I believe the biggest win is that existing content will not be accessible to a hacker even if they fully compromise the website, unless users re-open them. So, sure, plenty of content may get compromised if the site gets hacked, but some large percentage of old content will not be.

> Also, why can't I draw an actual non-flawed circle ?

Adding sloppiness when white boarding is a common pattern to indicate roughness. It subtly cues the viewer not to treat it as a completed product, and allows them more freedom to make changes. If you wanted clean lines, there are many web drawing tools for that too.

[seemslegit]

> I believe the biggest win is that existing content will not be accessible to a hacker even if they fully compromise the website, unless users re-open them. So, sure, plenty of content may get compromised if the site gets hacked, but some large percentage of old content will not be.

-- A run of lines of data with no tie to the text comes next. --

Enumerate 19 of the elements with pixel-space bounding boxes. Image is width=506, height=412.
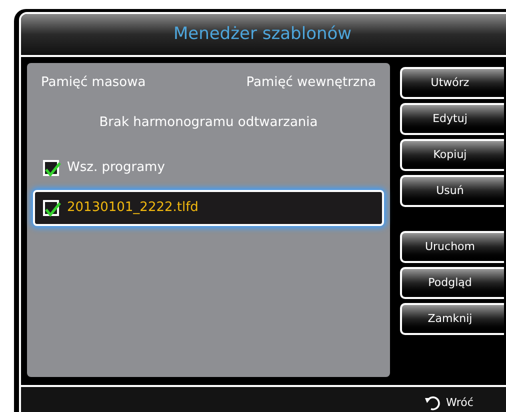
status-message: Brak harmonogramu odtwarzania <box>99 114 318 132</box>
action-button[interactable]: Utwórz <box>400 67 504 99</box>
check-icon <box>44 161 61 178</box>
action-button[interactable]: Uruchom <box>400 231 504 263</box>
selected-list-item[interactable]: 20130101_2222.tlfd <box>33 190 384 226</box>
checkbox[interactable] <box>43 160 59 176</box>
action-button[interactable]: Usuń <box>400 175 504 207</box>
checkbox[interactable] <box>43 200 59 216</box>
action-button[interactable]: Kopiuj <box>400 139 504 171</box>
action-button[interactable]: Edytuj <box>400 103 504 135</box>
back-label[interactable]: Wróć <box>446 394 474 412</box>
item-label: 20130101_2222.tlfd <box>67 199 198 218</box>
action-button[interactable]: Podgląd <box>400 267 504 299</box>
storage-label: Pamięć wewnętrzna <box>246 74 376 92</box>
storage-label: Pamięć masowa <box>41 74 146 92</box>
check-icon <box>44 201 61 218</box>
window-title: Menedżer szablonów <box>173 22 352 46</box>
action-button[interactable]: Zamknij <box>400 303 504 335</box>
item-label: Wsz. programy <box>67 159 165 178</box>
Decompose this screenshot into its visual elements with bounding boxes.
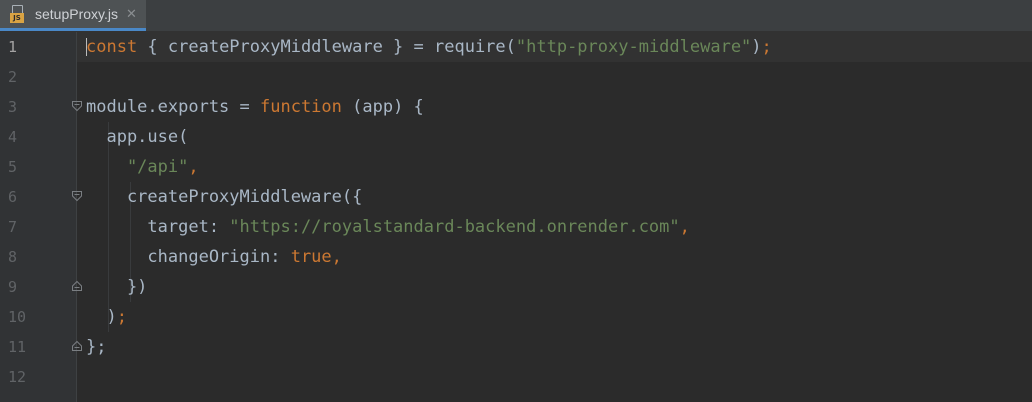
js-file-icon: JS: [9, 4, 27, 24]
line-number: 1: [8, 38, 18, 56]
line-number: 8: [8, 248, 18, 266]
code-line-11: };: [86, 337, 107, 357]
line-number: 12: [8, 368, 27, 386]
fold-collapse-icon[interactable]: [71, 100, 83, 112]
tab-setupproxy-js[interactable]: JS setupProxy.js ✕: [0, 0, 146, 31]
line-number: 3: [8, 98, 18, 116]
close-icon[interactable]: ✕: [126, 7, 137, 22]
fold-end-icon[interactable]: [71, 340, 83, 352]
code-line-7: target: "https://royalstandard-backend.o…: [86, 217, 690, 237]
code-line-5: "/api",: [86, 157, 199, 177]
line-number: 9: [8, 278, 18, 296]
fold-end-icon[interactable]: [71, 280, 83, 292]
code-line-6: createProxyMiddleware({: [86, 187, 363, 207]
line-number: 10: [8, 308, 27, 326]
code-line-3: module.exports = function (app) {: [86, 97, 424, 117]
code-line-10: );: [86, 307, 127, 327]
editor-tab-bar: JS setupProxy.js ✕: [0, 0, 1032, 32]
line-number: 5: [8, 158, 18, 176]
code-line-1: const { createProxyMiddleware } = requir…: [86, 37, 772, 57]
tab-label: setupProxy.js: [35, 6, 118, 22]
code-line-4: app.use(: [86, 127, 189, 147]
line-number: 4: [8, 128, 18, 146]
line-number: 11: [8, 338, 27, 356]
line-number: 2: [8, 68, 18, 86]
line-number: 6: [8, 188, 18, 206]
code-line-8: changeOrigin: true,: [86, 247, 342, 267]
fold-collapse-icon[interactable]: [71, 190, 83, 202]
code-line-9: }): [86, 277, 148, 297]
line-number: 7: [8, 218, 18, 236]
code-editor[interactable]: 1 2 3 4 5 6 7 8 9 10 11 12 const { creat…: [0, 32, 1032, 402]
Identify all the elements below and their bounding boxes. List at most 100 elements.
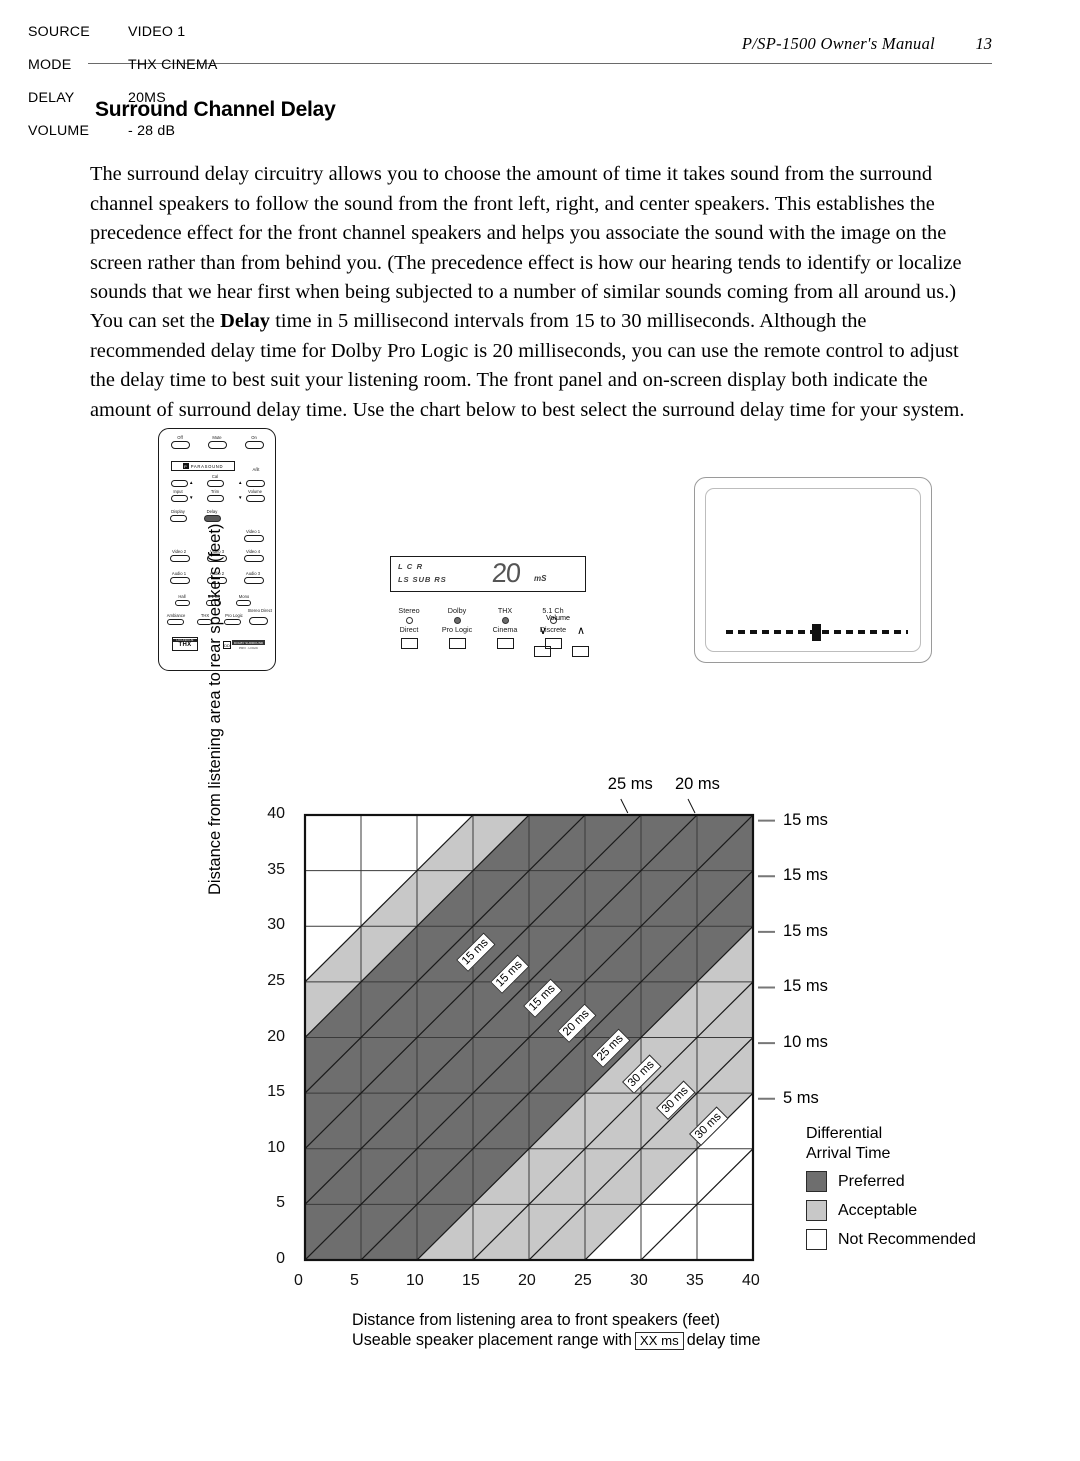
mode-thx-button[interactable] bbox=[496, 638, 514, 649]
remote-button-prologic[interactable] bbox=[224, 619, 241, 625]
remote-button-stereo-direct[interactable] bbox=[249, 617, 268, 625]
mode-dolby-prologic[interactable]: Dolby Pro Logic bbox=[434, 606, 480, 649]
mode-thx-bottom: Cinema bbox=[492, 625, 518, 634]
remote-button-on[interactable] bbox=[245, 441, 264, 449]
remote-button-volume-down[interactable] bbox=[246, 495, 265, 502]
remote-label-stereo-direct: Stereo Direct bbox=[247, 608, 272, 613]
chart-right-annotation-4: 10 ms bbox=[783, 1033, 828, 1052]
remote-label-hall: Hall bbox=[178, 594, 186, 599]
chart-band-label-2: 15 ms bbox=[523, 979, 563, 1019]
legend-item-not-recommended: Not Recommended bbox=[806, 1229, 976, 1250]
osd-value-volume: - 28 dB bbox=[128, 123, 176, 139]
remote-button-off[interactable] bbox=[171, 441, 190, 449]
remote-button-trim[interactable] bbox=[207, 495, 224, 502]
legend-item-acceptable: Acceptable bbox=[806, 1200, 976, 1221]
dolby-logo-icon: DD DOLBY SURROUND PRO · LOGIC bbox=[223, 640, 266, 650]
chart-band-label-4: 25 ms bbox=[590, 1029, 630, 1069]
remote-button-input-down[interactable] bbox=[171, 495, 188, 502]
dolby-logo-text-1: DOLBY SURROUND bbox=[232, 640, 266, 645]
osd-label-volume: VOLUME bbox=[28, 123, 90, 139]
remote-button-hall[interactable] bbox=[175, 600, 190, 606]
osd-label-mode: MODE bbox=[28, 57, 72, 73]
legend-item-preferred: Preferred bbox=[806, 1171, 976, 1192]
page-number: 13 bbox=[975, 34, 993, 53]
x-tick-10: 10 bbox=[406, 1272, 424, 1289]
remote-brand-logo: P PARASOUND bbox=[171, 461, 235, 471]
mode-stereo-button[interactable] bbox=[400, 638, 418, 649]
chart-band-label-0: 15 ms bbox=[456, 932, 496, 972]
paragraph-part-1: The surround delay circuitry allows you … bbox=[90, 163, 962, 333]
mode-dolby-bottom: Pro Logic bbox=[441, 625, 473, 634]
osd-value-source: VIDEO 1 bbox=[128, 24, 186, 40]
remote-button-video4[interactable] bbox=[244, 555, 264, 562]
up-arrow-icon: ▲ bbox=[189, 480, 194, 485]
remote-label-volume: Volume bbox=[248, 489, 262, 494]
volume-down-button[interactable] bbox=[534, 646, 551, 657]
osd-rows: SOURCE VIDEO 1 MODE THX CINEMA DELAY 20M… bbox=[28, 24, 218, 156]
brand-mark-icon: P bbox=[182, 463, 189, 469]
chart-right-annotation-0: 15 ms bbox=[783, 810, 828, 829]
thx-logo-icon: LUCASFILM THX bbox=[172, 637, 198, 651]
page-header: P/SP-1500 Owner's Manual 13 bbox=[88, 34, 992, 54]
front-panel-channel-indicators: L C R LS SUB RS bbox=[398, 560, 447, 586]
x-tick-40: 40 bbox=[742, 1272, 760, 1289]
remote-button-input-up[interactable] bbox=[171, 480, 188, 487]
osd-row-volume: VOLUME - 28 dB bbox=[28, 123, 218, 139]
osd-row-delay: DELAY 20MS bbox=[28, 90, 218, 106]
remote-label-trim: Trim bbox=[210, 489, 220, 494]
osd-label-source: SOURCE bbox=[28, 24, 90, 40]
remote-button-video1[interactable] bbox=[244, 535, 264, 542]
volume-up-icon[interactable]: ∧ bbox=[577, 626, 585, 637]
mode-thx-cinema[interactable]: THX Cinema bbox=[482, 606, 528, 649]
osd-volume-thumb[interactable] bbox=[812, 624, 821, 641]
remote-button-ambiance[interactable] bbox=[167, 619, 184, 625]
chart-y-axis-label: Distance from listening area to rear spe… bbox=[206, 523, 224, 895]
caption-pre: Useable speaker placement range with bbox=[352, 1331, 632, 1349]
chart-top-annotation-1: 20 ms bbox=[675, 775, 720, 793]
mode-51-bottom: Discrete bbox=[539, 625, 567, 634]
x-tick-15: 15 bbox=[462, 1272, 480, 1289]
chart-band-label-1: 15 ms bbox=[489, 954, 529, 994]
remote-button-volume-up[interactable] bbox=[246, 480, 265, 487]
chart-band-label-7: 30 ms bbox=[689, 1107, 729, 1146]
legend-title-line2: Arrival Time bbox=[806, 1144, 891, 1162]
mode-thx-top: THX bbox=[497, 606, 513, 615]
volume-down-icon[interactable]: ∨ bbox=[539, 626, 547, 637]
remote-button-audio1[interactable] bbox=[170, 577, 190, 584]
volume-up-button[interactable] bbox=[572, 646, 589, 657]
delay-term: Delay bbox=[220, 310, 270, 333]
y-tick-10: 10 bbox=[267, 1138, 285, 1156]
remote-label-off: Off bbox=[177, 435, 183, 440]
chart-band-label-5: 30 ms bbox=[621, 1054, 661, 1094]
remote-button-audio3[interactable] bbox=[244, 577, 264, 584]
channel-row-surround: LS SUB RS bbox=[398, 575, 447, 584]
y-tick-25: 25 bbox=[267, 971, 285, 989]
remote-button-mono[interactable] bbox=[236, 600, 251, 606]
x-tick-5: 5 bbox=[350, 1272, 359, 1289]
y-tick-20: 20 bbox=[267, 1027, 285, 1045]
remote-button-delay[interactable] bbox=[204, 515, 221, 522]
legend-title-line1: Differential bbox=[806, 1125, 883, 1142]
volume-up-arrow-icon: ▲ bbox=[238, 480, 243, 485]
channel-row-front: L C R bbox=[398, 562, 424, 571]
remote-button-cal[interactable] bbox=[207, 480, 224, 487]
x-tick-20: 20 bbox=[518, 1272, 536, 1289]
remote-label-video4: Video 4 bbox=[245, 549, 261, 554]
remote-label-prologic: Pro Logic bbox=[225, 613, 243, 618]
remote-label-on: On bbox=[251, 435, 257, 440]
legend-label-not-recommended: Not Recommended bbox=[838, 1230, 976, 1248]
y-tick-35: 35 bbox=[267, 860, 285, 878]
legend-swatch-preferred bbox=[806, 1171, 827, 1192]
y-tick-40: 40 bbox=[267, 805, 285, 822]
mode-stereo-direct[interactable]: Stereo Direct bbox=[386, 606, 432, 649]
osd-row-source: SOURCE VIDEO 1 bbox=[28, 24, 218, 40]
caption-delay-box: XX ms bbox=[634, 1331, 684, 1350]
front-panel-delay-value: 20 bbox=[490, 558, 522, 588]
remote-label-mono: Mono bbox=[238, 594, 250, 599]
mode-dolby-button[interactable] bbox=[448, 638, 466, 649]
mode-stereo-top: Stereo bbox=[398, 606, 420, 615]
remote-label-audio1: Audio 1 bbox=[171, 571, 187, 576]
remote-button-video2[interactable] bbox=[170, 555, 190, 562]
remote-button-display[interactable] bbox=[170, 515, 187, 522]
remote-button-mute[interactable] bbox=[208, 441, 227, 449]
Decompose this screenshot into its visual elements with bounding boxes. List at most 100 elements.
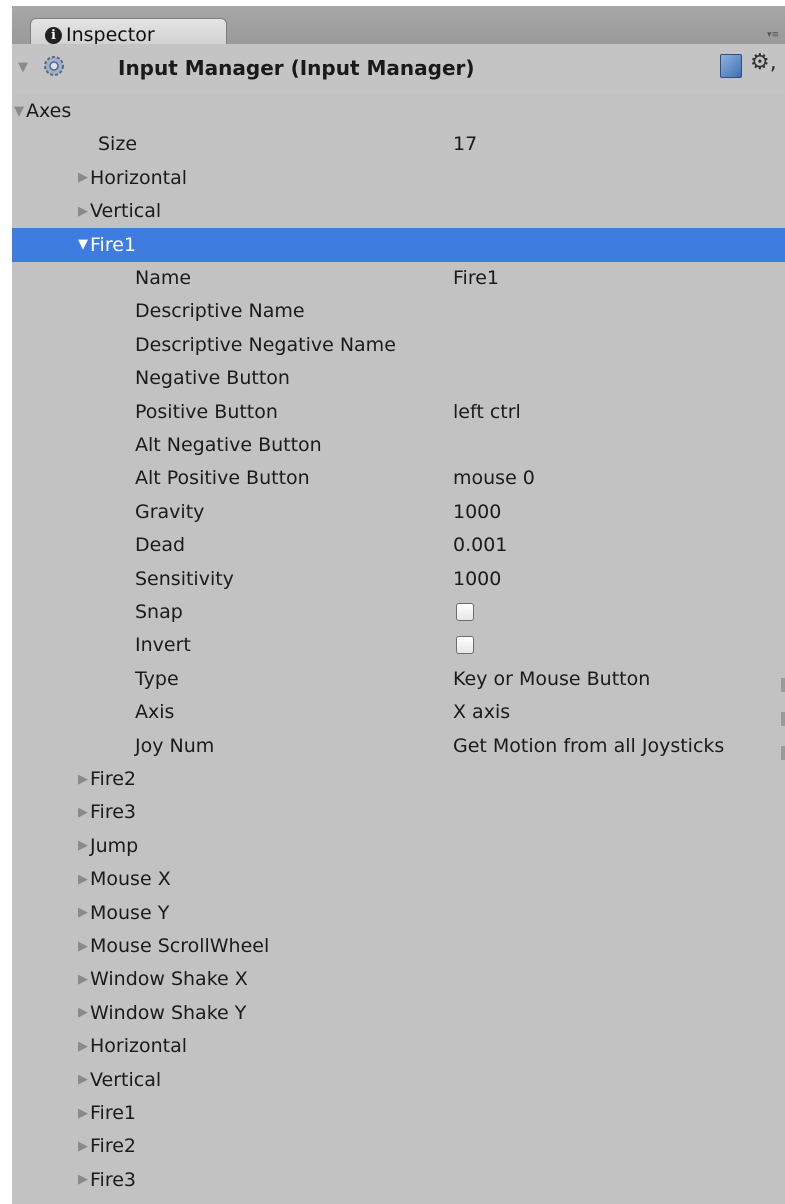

The attacker won't need to wait for the users to open a specific drawing - just browse to the website, from there they can grab the keys for all drawings they have assuming that not that many of them exist in the first place and the attacker has the list of key ids from the compromised backend.

It does call for a much more noisy and visible attack which is by itself a valuable mitigation.

[SamBam]

Either I'm not understanding you, or you're not understanding the tech. The website does not store any of the keys. They exist as a url fragment that only the user has ever seen.

So if I create an image today and encrypt it, only I see the key. If you hack the website tomorrow, you have access to my encrypted content, but not the key.

Now that you control the website, you can modify the code so that the key gets sent up every time a user encrypts or decrypts something. But you don't have any access to anything created before you hacked it, if no user decrypts it.